The National Conference of Legislatures ballot update site here remains one of the better sites for full information on the state constitutional provisions and includes the post-election results. A brief report with a survey of highlights from the NY Times is available here.
The sexuality initiatives all passed. In Arizona, Proposition 102 will amend the state constitution to provide that only a union of one man and one woman shall be valid or recognized as a marriage in this state. In Florida, Amendment 2 will also amend the state constitution in a similar manner with the additional provision that no other legal union will be treated similar to marriage, thus prohibiting civil unions or domestic partnerships.
In California, Proposition 8 was hard fought and may not be over yet. California's Proposition 8 would change the California Constitution to eliminate the right of same-sex marriage as found by the California Supreme Court in In Re Marriage Cases, 183 P.3d 384 (Cal. 2008), by defining marriage as limited to one man and one woman. The California Secretary of State reports the Proposition passed.
However, the National Center for Lesbian Rights and other organizations have filed suit. The press release is here and a pdf of the petition is here. Basically, the theoretical argument is a representation-reinforcement one: the role of the court is to protect minorities who are subject to discrimination by majorities:
“A major purpose of the constitution is to protect minorities from majorities. Because changing that principle is a fundamental change to the organizing principles of the constitution itself, only the legislature can initiate such revisions to the constitution,” added Elizabeth Gill, a staff attorney with the ACLU of Northern California.
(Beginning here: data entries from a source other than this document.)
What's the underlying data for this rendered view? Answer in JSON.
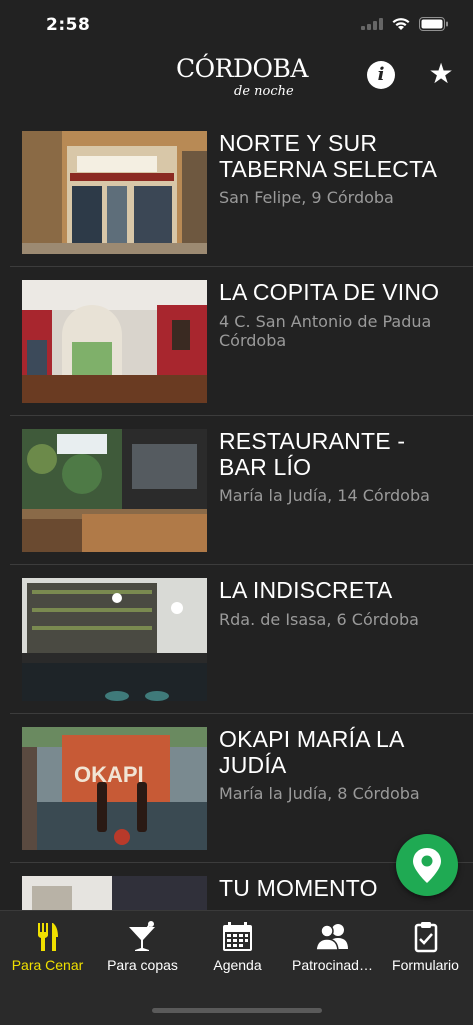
{
  "status": {
    "time": "2:58"
  },
  "header": {
    "logo_main": "CÓRDOBA",
    "logo_sub": "de noche",
    "info_label": "i"
  },
  "items": [
    {
      "title": "NORTE Y SUR TABERNA SELECTA",
      "address": "San Felipe, 9 Córdoba"
    },
    {
      "title": "LA COPITA DE VINO",
      "address": "4 C. San Antonio de Padua Córdoba"
    },
    {
      "title": "RESTAURANTE - BAR LÍO",
      "address": "María la Judía, 14 Córdoba"
    },
    {
      "title": "LA INDISCRETA",
      "address": "Rda. de Isasa, 6 Córdoba"
    },
    {
      "title": "OKAPI MARÍA LA JUDÍA",
      "address": "María la Judía, 8 Córdoba"
    },
    {
      "title": "TU MOMENTO",
      "address": ""
    }
  ],
  "tabs": [
    {
      "label": "Para Cenar",
      "icon": "fork-knife-icon",
      "active": true
    },
    {
      "label": "Para copas",
      "icon": "cocktail-icon",
      "active": false
    },
    {
      "label": "Agenda",
      "icon": "calendar-icon",
      "active": false
    },
    {
      "label": "Patrocinad…",
      "icon": "users-icon",
      "active": false
    },
    {
      "label": "Formulario",
      "icon": "clipboard-icon",
      "active": false
    }
  ],
  "colors": {
    "background": "#222222",
    "active_tab": "#f0e000",
    "map_button": "#1faa53",
    "address_text": "#9a9a9a"
  }
}
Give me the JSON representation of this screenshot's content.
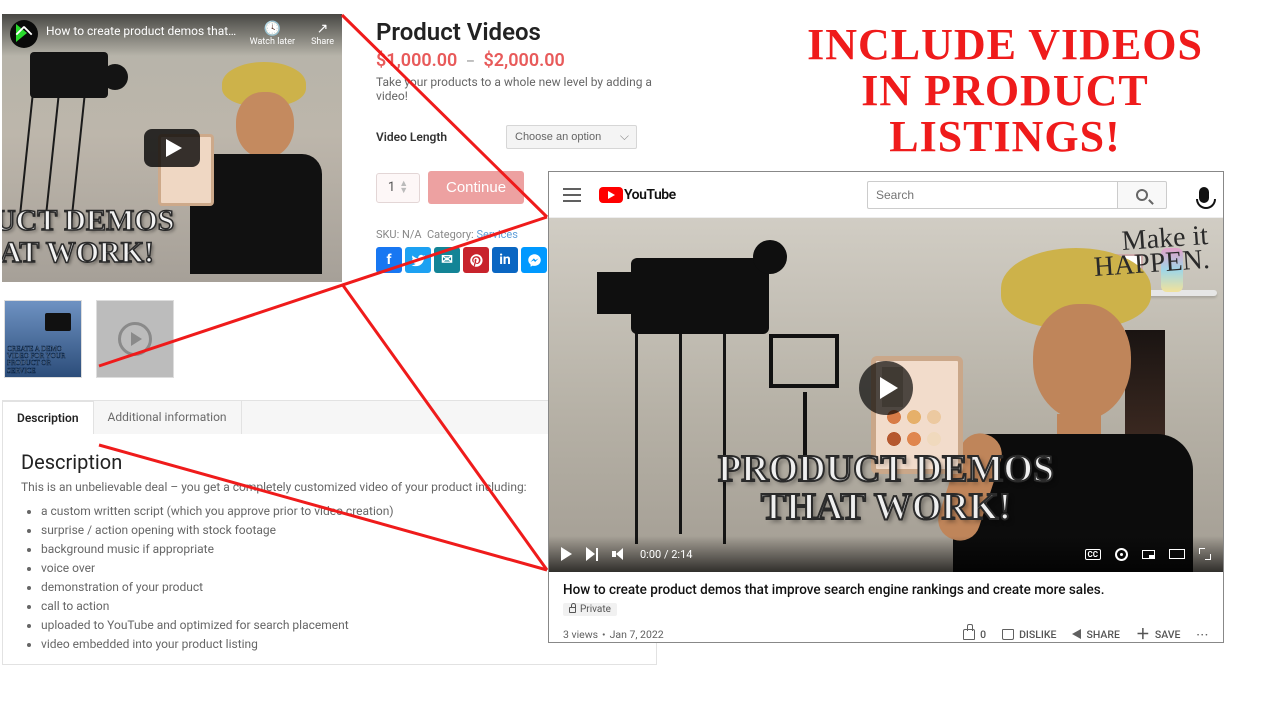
{
  "headline": "INCLUDE VIDEOS\nIN PRODUCT\nLISTINGS!",
  "product": {
    "embed": {
      "title": "How to create product demos that…",
      "watch_later": "Watch later",
      "share": "Share",
      "overlay_text": "UCT DEMOS\n AT WORK!"
    },
    "title": "Product Videos",
    "price_low": "$1,000.00",
    "price_high": "$2,000.00",
    "tagline": "Take your products to a whole new level by adding a video!",
    "variation_label": "Video Length",
    "variation_placeholder": "Choose an option",
    "qty": "1",
    "continue": "Continue",
    "sku_label": "SKU:",
    "sku_value": "N/A",
    "category_label": "Category:",
    "category_link": "Services",
    "thumbs": {
      "thumb1_text": "CREATE A DEMO\nVIDEO FOR YOUR\nPRODUCT OR SERVICE"
    },
    "tabs": {
      "description": "Description",
      "additional": "Additional information"
    },
    "description": {
      "heading": "Description",
      "intro": "This is an unbelievable deal – you get a completely customized video of your product including:",
      "bullets": [
        "a custom written script (which you approve prior to video creation)",
        "surprise / action opening with stock footage",
        "background music if appropriate",
        "voice over",
        "demonstration of your product",
        "call to action",
        "uploaded to YouTube and optimized for search placement",
        "video embedded into your product listing"
      ]
    }
  },
  "youtube": {
    "brand": "YouTube",
    "search_placeholder": "Search",
    "annotation": "Make it\nHAPPEN.",
    "overlay_text": "PRODUCT DEMOS\nTHAT WORK!",
    "time_elapsed": "0:00",
    "time_total": "2:14",
    "cc_label": "CC",
    "title": "How to create product demos that improve search engine rankings and create more sales.",
    "privacy": "Private",
    "views": "3 views",
    "date": "Jan 7, 2022",
    "like_count": "0",
    "dislike_label": "DISLIKE",
    "share_label": "SHARE",
    "save_label": "SAVE"
  }
}
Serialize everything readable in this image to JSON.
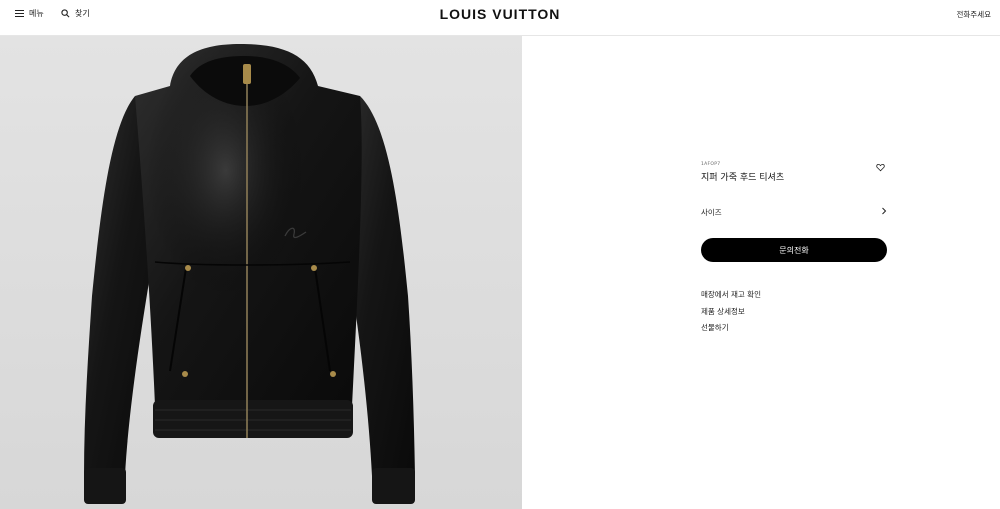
{
  "header": {
    "menu_label": "메뉴",
    "search_label": "찾기",
    "logo": "LOUIS VUITTON",
    "call_label": "전화주세요"
  },
  "product": {
    "sku": "1AFOP7",
    "name": "지퍼 가죽 후드 티셔츠",
    "size_label": "사이즈",
    "cta_label": "문의전화",
    "links": [
      "매장에서 재고 확인",
      "제품 상세정보",
      "선물하기"
    ]
  },
  "colors": {
    "accent": "#000000",
    "background": "#ffffff"
  },
  "icons": [
    "menu-icon",
    "search-icon",
    "heart-icon",
    "chevron-right-icon"
  ]
}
In addition to theory, there is precedent:
This would not be the first time the court has struck down an improper voter initiative. In 1990, the court stuck down an initiative that would have added a provision to the California Constitution stating that the “Constitution shall not be construed by the courts to afford greater rights to criminal defendants than those afforded by the Constitution of the United States.” That measure was invalid because it improperly attempted to strip California’s courts of their role as independent interpreters of the state’s constitution.
The case is Raven v. Deukmejian, 52 Cal.3d 336, 276 Cal.Rptr. 326 (1990), in which the California Supreme Court held Proposition 115 § 3 - - - which provided that certain enumerated criminal defendants' rights would be construed consistently with the United States Constitution and that criminal and juvenile defendants would not be afforded greater rights than that afforded by the federal Constitution - - - was impermissible under the initiative process.
Litigation to watch! And an interesting classroom discussion.